Творчество для Баратынского и творчество его собственное есть мысль, выражающая истину, причем чаще всего бесспорную и, увы, безотрадную с привычной точки зрения. Радужные истины его не волновали, и в этом — острое своеобразие его творчества, воплощавшего дисгармонию как равноправную “ипостась” бытия.

“Чем более вижусь с Баратынским, — писал Вяземский А.И. Тургеневу, — тем более люблю его за чувства, за ум, удивительно тонкий и глубокий, раздробительный”.

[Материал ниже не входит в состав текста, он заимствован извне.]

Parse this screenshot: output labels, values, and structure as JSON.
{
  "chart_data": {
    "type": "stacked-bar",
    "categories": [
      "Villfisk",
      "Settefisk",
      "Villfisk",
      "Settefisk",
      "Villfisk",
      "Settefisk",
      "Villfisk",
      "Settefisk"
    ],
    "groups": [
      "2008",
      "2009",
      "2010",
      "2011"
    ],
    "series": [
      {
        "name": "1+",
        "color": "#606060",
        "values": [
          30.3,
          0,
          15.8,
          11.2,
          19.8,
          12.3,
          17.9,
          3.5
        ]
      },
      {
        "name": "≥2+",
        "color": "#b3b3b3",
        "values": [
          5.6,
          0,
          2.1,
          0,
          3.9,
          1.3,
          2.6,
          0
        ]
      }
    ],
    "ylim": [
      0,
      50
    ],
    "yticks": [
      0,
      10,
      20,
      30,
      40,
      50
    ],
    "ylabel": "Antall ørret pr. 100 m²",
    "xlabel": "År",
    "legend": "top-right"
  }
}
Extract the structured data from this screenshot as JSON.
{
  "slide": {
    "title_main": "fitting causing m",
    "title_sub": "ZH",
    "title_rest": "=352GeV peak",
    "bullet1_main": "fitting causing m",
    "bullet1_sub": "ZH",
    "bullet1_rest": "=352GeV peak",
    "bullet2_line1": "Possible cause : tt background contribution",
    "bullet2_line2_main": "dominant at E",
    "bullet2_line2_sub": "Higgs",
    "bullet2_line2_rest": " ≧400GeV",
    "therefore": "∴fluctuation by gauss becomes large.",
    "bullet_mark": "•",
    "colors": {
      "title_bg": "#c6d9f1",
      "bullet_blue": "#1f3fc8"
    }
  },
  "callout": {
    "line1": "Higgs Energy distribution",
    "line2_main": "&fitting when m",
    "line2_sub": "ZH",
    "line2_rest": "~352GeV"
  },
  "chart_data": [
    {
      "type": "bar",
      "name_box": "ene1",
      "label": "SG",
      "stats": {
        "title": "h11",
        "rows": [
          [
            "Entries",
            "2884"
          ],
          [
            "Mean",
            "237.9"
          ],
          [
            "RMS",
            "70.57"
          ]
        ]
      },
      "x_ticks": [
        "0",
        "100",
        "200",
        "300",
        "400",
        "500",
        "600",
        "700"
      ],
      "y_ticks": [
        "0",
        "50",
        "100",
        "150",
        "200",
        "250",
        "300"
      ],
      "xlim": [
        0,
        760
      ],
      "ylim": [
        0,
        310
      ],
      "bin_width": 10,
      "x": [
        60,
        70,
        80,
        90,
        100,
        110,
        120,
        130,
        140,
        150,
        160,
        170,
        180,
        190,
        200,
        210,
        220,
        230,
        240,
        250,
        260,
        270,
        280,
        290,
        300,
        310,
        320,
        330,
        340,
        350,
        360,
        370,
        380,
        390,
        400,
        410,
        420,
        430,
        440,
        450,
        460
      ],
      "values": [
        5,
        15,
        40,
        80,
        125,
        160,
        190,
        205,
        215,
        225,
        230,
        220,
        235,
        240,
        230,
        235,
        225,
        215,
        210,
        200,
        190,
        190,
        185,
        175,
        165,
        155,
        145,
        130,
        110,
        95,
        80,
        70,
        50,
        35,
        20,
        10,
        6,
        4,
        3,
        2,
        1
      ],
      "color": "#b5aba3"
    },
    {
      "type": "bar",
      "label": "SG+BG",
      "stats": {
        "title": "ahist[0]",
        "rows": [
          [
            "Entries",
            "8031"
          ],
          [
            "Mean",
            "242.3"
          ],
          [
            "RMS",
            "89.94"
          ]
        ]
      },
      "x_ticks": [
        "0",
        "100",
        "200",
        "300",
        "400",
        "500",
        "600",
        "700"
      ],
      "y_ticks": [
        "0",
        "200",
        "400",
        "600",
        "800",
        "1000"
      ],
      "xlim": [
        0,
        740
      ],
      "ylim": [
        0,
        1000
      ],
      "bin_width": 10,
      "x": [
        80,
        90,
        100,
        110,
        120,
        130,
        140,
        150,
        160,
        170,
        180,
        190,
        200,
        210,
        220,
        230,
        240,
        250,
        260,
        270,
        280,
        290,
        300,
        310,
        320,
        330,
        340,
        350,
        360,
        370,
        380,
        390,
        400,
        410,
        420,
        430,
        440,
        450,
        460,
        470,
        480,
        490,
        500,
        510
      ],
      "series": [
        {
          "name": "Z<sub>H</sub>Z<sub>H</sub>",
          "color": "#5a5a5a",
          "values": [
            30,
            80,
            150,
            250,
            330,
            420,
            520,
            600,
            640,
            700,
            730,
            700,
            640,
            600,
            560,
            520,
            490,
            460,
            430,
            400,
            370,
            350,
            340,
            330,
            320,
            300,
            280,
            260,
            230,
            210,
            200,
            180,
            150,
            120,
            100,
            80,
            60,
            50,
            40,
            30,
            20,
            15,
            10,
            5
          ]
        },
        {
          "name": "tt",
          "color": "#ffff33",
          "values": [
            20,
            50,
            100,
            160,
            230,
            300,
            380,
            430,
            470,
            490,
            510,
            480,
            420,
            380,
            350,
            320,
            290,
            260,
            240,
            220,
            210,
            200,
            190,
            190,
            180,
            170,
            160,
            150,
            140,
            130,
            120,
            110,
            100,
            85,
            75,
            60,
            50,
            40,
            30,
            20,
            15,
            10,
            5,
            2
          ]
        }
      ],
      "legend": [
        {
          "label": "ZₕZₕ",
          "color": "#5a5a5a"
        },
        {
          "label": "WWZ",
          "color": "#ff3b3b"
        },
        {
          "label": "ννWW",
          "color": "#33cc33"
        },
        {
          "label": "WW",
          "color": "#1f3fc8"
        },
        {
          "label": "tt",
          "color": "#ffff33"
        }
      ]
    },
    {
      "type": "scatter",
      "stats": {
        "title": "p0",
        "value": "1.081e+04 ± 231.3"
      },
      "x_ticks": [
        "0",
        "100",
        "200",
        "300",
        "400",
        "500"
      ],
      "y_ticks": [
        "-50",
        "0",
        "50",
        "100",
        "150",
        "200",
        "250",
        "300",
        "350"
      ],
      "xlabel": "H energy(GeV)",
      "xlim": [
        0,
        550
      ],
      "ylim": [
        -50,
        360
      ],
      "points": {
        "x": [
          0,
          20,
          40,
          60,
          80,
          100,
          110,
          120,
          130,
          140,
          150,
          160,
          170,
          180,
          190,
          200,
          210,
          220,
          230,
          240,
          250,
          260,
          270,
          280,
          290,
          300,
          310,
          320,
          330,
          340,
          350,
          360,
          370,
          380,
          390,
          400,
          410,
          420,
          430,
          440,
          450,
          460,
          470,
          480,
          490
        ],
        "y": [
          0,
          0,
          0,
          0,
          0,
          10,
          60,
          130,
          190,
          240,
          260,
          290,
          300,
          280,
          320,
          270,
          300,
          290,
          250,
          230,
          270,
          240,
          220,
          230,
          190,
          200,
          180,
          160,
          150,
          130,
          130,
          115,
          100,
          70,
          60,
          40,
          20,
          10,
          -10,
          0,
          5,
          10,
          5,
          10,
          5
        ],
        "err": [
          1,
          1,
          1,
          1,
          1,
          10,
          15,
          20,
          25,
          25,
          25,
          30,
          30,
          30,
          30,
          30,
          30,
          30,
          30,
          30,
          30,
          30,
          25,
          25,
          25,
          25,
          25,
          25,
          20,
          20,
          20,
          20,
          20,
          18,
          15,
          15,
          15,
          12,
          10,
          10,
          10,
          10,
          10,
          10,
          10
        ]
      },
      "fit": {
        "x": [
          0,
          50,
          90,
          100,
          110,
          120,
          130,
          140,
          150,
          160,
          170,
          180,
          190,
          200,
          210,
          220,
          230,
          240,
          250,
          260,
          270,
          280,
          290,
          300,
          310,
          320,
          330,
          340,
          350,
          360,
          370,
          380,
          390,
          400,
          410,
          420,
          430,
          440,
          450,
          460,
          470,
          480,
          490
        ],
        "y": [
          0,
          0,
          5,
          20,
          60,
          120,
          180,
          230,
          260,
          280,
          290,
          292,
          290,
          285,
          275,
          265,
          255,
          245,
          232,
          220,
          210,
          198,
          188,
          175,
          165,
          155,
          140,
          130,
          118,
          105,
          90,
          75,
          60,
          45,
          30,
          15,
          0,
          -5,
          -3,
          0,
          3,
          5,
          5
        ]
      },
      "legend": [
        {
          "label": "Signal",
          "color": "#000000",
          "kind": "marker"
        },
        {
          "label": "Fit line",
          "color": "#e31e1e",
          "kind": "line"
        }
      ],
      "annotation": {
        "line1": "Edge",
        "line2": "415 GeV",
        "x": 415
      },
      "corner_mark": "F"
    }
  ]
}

Аналитический, расчленяющий характер таланта Баратынского был отмечен еще на материале элегий. Но он проследил не просто традиционные противостояния, но вытеснение, замещение: чувства — мыслью, жизни — смертью, мечты — опытом.

И с ч е з н у л и при свете просвещенья

Поэзии ребяческие сны...

/“Последний поэт”, 1835/

Парадокс и поразительный, и безрадостный — при всей его “объективности”!..

Напряженно исследует он “стыки” явлений, “смежные” состояния, которые тоже оказываются противопоставленными, дружба-вражда мысли и истины, например. Столь же сложны взаимоотношения мысли и вымысла (воображения), истины и правды8, судьбы и жизни.

Еще в стихотворении “Дельвигу” (1821 г.) Баратынский писал:

Наш тягостный жребий: положенный срок

Питаться болезненной жизнью,

Любить и лелеять недуг бытия

И смерти отрадной страшиться.

Нужды непреклонной слепые рабы,

Рабы самовластного рока!

Земным ощущеньям насильственно нас

Случайная жизнь покоряет...

Достаточно прислушаться к эпитетам, чтобы понять, что человеку враждебна не смерть, а жизнь, точнее — судьба, этот “условный дар скупого неба”. Человек — раб, а владеющее им стремление ввысь, этот робкий платонизм (“нам памятно небо родное”), только добавляет ему безысходного томления и тревоги. Из грандиозной державинской формулы “Я царь — я раб — я червь — я бог” Баратынский берет лишь ущербные доли антитез.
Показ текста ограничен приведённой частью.